When we first built Octopus, we imagined it would be used by small teams to deploy applications to a dozen or so machines. Over time, we've seen customers scale Octopus up to many thousands of machines, deploying hundreds of different projects. At that scale, customers need their Octopus Servers to be online at all times, so we support running a single Octopus Server across a multi-node, high availability cluster.
One great big Octopus Server isn't always a great idea though.
You may have a large number of teams that have little in common. That was the case at Accenture, who standardized on Octopus across the organization, and had many hundreds of teams on a handful of very large Octopus Servers. For their scenario, it made more sense to split the big Octopus Servers into lots of small ones, effectively giving each team or handful of teams their own small, isolated Octopus Servers.
Or perhaps your organization is PCI compliant, and requires a strict separation between your development and production environments. Customers in this situation often manage an Octopus Server in each security zone and synchronize projects across the two.
The more we thought about it, the more we realized there are a few compelling reasons why you might split up your Octopus Server:
Independent teams: Your organization, like Accenture, has multiple teams that work independently. Currently Octopus has many entities that are shared between Projects (e.g. Lifecycles, Variable Sets, Step Templates, etc). Separate Octopus Servers ensure your peas and carrots stay on their own sides of the plate.
Scale: Machines have finite resources. Whilst a high availability cluster allows you to scale work across multiple servers, there are many situations where having large numbers of entities (Environments, Machines, Projects, etc) impacts performance and usability.

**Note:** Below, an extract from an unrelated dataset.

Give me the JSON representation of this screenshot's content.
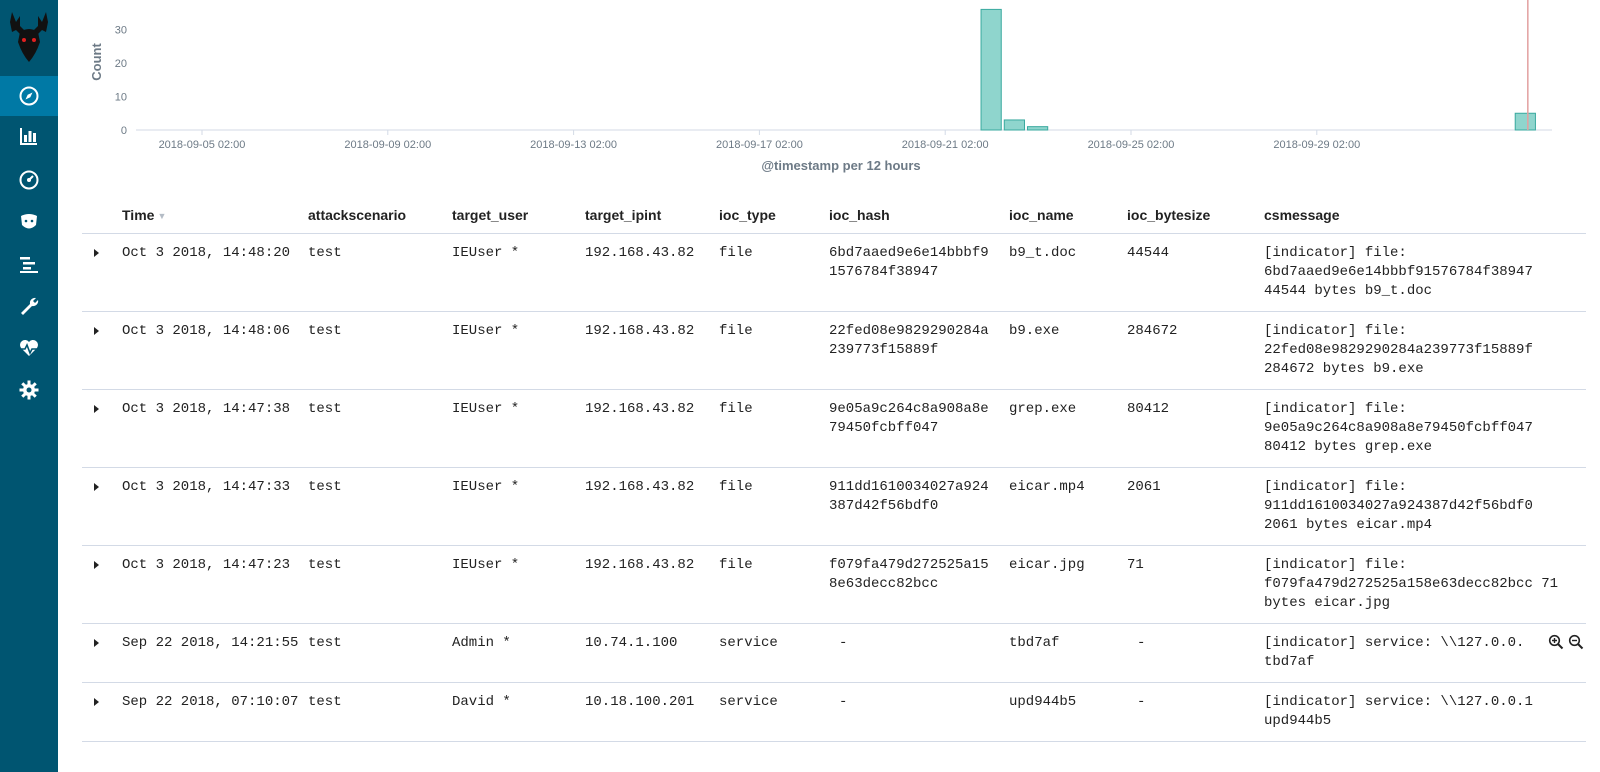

Secure Environments: For security or compliance reasons your organization requires strict separation between your development and production environments. Many customers address this by having an Octopus Server in each security zone.
Distributed Environments: Many organizations deploy to environments across multiple geographic regions. Deployment performance (particularly package transfers) can be dramatically improved by hosting an Octopus Server in each location.
You can do all this with Octopus now, but it hurts
All of these are real-world scenarios, and our customers are dealing with them currently. In each of these cases we have found ways to get the job done, but it doesn't feel like we've solved all of these problems in a "first-class" way.
Let's take a look at some examples.
Scaling out across multiple Octopus Servers
The independent teams and scale scenarios are typically dealt with by spreading many Octopus Servers across one or more machines, often using high availability clusters somewhere in the mix.
OK, now you've decided to shard across multiple servers; you've solved some problems, but you've replaced them with others:
- How do you manage identity and access control across your Octopus Servers?
- How do you manage Octopus upgrades across your Servers?
- What if you wish to share some things like step templates, variable sets, or even deployment targets?
To solve the identity and access control problem you could use one of our federated authentication providers to enable single sign-on (SSO), but managing the rights each user is granted on each of your Octopus Servers can be painful.
You can share data between Octopus Servers using data migration, but this is complex and there is no good way to handle conflicts.
Promoting releases across multiple Octopus Servers
The secure environments and distributed environments scenarios are similar to independent teams and scale, but different.
Generally what is desired is a way to promote a release between Octopus Servers. Ideally retaining all the Octopus goodness like viewing the progression on the dashboard and deployments being as simple as clicking a button.
Today, this is often tackled via a few approaches:
- Isolated Octopus Servers: placing an Octopus Server in each zone.
- Offline-Drop deployment targets: to deploy your release to machines that can't communicate with an Octopus Server.
- The Octopus Migrator utility: to migrate entities between Octopus Servers.
These all work; there are many customers using them every day. But they all have downsides:
- Offline-drop deployments have to be executed manually on each target machine, and don't allow you to view the results of the deployment or the task logs.
- The Migrator utility was never designed for promoting a single release between environments.
- Isolated Octopus Servers suffer from all the management headaches we mentioned earlier.
In short, they don't solve the root problems in a way that we are happy with.
Octopus Deploy 4.0
Can you imagine a tool which lets you manage identity, access control, upgrades, and information sharing across an entire farm of Octopus Servers? We can!
Can you imagine promoting a release from one Octopus Server to another, and seeing the deployment results flow back across, even if the servers are completely disconnected? We can imagine that too!
At Octopus HQ we have been thinking about the next major release of Octopus Deploy: version 4.0
A primary focus of this release will be addressing the scenarios introduced above, and we are going to delve into much more detail in posts in the coming weeks.